Winter in Gibsonton meant party time. The carnies were on hiatus, filling dead time with noise and fast motion. There were card games, pancake suppers, dances at the Independent Showman’s Hall. And there was drinking, lots of it. The bars were always full of glowing folks exchanging lies and confessions, sighs and professions of love. Marriages broke and reformed in a matter of hours, lives were threatened and memories erased. Uncoverable wagers were made on the eye color of the next person to come through the door. And if all else failed, there was always shop talk, prospects for the upcoming season to be discussed and, inevitably, lamented. “When I came up there was two, three times as many shows goin’ as now. It’s the damn television that’s killin’ us.”

Bummy’s jukebox was sending out steel guitar breakfast music as Alvarado tugged the cooler inside and sat down on top of it, his head in his hands. Doc up in Tampa had told him he’d better slow down or one day his valves would blow out.

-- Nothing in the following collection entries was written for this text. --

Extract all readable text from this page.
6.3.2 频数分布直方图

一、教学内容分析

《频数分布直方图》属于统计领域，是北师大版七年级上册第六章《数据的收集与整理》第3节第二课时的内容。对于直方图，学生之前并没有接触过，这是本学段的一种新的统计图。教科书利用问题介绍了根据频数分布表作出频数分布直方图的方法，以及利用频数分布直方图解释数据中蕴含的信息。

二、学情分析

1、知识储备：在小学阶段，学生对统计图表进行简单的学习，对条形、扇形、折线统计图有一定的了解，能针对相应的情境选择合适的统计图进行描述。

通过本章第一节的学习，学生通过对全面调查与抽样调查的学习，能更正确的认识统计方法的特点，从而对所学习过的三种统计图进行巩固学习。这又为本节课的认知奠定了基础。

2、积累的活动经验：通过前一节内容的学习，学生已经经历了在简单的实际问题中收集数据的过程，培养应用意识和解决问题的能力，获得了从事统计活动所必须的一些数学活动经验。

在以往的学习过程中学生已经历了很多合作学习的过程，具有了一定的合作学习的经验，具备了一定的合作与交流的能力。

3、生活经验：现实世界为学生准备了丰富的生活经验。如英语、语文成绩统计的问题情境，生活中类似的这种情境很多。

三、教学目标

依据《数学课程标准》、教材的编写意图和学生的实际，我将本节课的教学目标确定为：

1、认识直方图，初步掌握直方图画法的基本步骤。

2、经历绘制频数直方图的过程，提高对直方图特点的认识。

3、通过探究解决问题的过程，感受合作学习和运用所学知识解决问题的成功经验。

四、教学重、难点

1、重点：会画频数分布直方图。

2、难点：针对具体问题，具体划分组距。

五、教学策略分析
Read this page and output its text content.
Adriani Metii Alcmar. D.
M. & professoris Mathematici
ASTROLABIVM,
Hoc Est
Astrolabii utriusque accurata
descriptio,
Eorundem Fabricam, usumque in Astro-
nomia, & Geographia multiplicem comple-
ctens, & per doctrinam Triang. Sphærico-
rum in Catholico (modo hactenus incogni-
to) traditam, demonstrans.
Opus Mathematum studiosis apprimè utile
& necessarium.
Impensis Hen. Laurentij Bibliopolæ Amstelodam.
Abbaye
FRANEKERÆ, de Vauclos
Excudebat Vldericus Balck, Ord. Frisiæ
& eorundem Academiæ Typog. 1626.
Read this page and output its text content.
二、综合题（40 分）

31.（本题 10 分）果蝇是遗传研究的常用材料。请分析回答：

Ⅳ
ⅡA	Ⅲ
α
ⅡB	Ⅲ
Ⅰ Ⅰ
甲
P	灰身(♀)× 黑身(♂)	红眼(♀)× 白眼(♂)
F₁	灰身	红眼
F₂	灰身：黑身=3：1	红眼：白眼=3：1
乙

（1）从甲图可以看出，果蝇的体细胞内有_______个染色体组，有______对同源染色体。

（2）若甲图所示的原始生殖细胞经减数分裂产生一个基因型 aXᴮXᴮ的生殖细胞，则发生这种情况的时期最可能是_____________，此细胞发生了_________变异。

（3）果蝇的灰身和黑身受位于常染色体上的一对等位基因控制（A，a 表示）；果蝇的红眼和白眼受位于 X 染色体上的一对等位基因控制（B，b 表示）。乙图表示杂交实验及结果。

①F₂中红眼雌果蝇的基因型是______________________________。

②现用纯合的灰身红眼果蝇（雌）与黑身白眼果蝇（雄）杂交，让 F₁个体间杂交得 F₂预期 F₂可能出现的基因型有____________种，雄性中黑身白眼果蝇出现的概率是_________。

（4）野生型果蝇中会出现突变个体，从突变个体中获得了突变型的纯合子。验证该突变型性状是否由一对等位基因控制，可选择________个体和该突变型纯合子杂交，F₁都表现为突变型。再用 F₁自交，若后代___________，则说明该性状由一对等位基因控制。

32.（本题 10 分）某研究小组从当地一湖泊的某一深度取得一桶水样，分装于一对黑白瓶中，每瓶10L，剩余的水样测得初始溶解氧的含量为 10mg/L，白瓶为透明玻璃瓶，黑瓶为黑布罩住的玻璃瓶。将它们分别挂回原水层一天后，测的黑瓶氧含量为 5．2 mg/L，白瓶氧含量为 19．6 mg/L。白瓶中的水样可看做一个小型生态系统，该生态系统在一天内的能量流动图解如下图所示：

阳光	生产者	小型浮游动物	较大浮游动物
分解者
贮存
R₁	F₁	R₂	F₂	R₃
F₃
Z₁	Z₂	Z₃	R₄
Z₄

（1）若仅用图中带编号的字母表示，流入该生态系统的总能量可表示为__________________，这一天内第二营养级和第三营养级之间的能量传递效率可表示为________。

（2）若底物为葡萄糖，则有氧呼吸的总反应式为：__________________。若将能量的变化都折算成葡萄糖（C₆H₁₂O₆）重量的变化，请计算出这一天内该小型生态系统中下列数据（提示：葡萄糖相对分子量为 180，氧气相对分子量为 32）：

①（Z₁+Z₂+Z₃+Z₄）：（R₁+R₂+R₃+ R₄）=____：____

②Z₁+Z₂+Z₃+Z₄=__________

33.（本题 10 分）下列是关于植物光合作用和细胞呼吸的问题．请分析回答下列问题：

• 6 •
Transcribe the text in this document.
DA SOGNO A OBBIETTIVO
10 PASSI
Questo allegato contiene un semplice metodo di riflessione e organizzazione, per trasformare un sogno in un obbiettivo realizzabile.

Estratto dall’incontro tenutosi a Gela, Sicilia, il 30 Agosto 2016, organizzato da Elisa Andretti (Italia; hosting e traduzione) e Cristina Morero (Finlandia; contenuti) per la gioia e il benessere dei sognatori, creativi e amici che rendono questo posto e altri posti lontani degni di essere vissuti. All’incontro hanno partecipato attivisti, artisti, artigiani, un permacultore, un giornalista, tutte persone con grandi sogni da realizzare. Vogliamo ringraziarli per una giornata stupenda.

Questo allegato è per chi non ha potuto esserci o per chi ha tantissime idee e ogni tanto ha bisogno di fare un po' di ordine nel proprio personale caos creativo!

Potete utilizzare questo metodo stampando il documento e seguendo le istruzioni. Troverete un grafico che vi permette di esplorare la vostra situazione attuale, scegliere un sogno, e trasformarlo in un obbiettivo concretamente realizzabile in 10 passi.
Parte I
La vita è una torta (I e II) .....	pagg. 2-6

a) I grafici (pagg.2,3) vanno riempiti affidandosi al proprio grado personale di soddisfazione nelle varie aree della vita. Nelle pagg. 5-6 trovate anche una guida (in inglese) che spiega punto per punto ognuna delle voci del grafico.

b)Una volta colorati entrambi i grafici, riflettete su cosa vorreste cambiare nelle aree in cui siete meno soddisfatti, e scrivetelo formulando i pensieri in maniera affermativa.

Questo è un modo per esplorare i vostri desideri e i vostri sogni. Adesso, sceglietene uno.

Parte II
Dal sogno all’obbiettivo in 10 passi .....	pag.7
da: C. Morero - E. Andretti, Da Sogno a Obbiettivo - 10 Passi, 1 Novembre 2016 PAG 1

Karl arrived with a roll of aluminum foil (he’d left Cocoa Jerry heaving into the dumpster behind the market) and the two of them worked their way from stool to stool down the bar, hawking fillets.

“Not outta the water two hours,” Karl said, wrapping four pieces of snapper for Elsa Spitz, Queen of the Midgets. “Got all your vitamins.”

“I’m buying for my cats,” Elsa said, raking him with the same imperious sneer she gave the gawks from her little linoleum platform in the freak tent of Yester’s Family Circus.

“I been up all night, don’t go busting my chops now.” Alvarado was getting hassled over price a few feet down the line.

“It’s fuckin’ food is all, ain’t no investment. I’ll give you five bucks for that lot.”

“We didn’t catch these babies off the rocks, amigo. Kearny don’t take you out to the deep water for nothing, you know what I’m saying?”

“Ah … You dickhead.” But he came up with the seven fifty out of his change on the bar.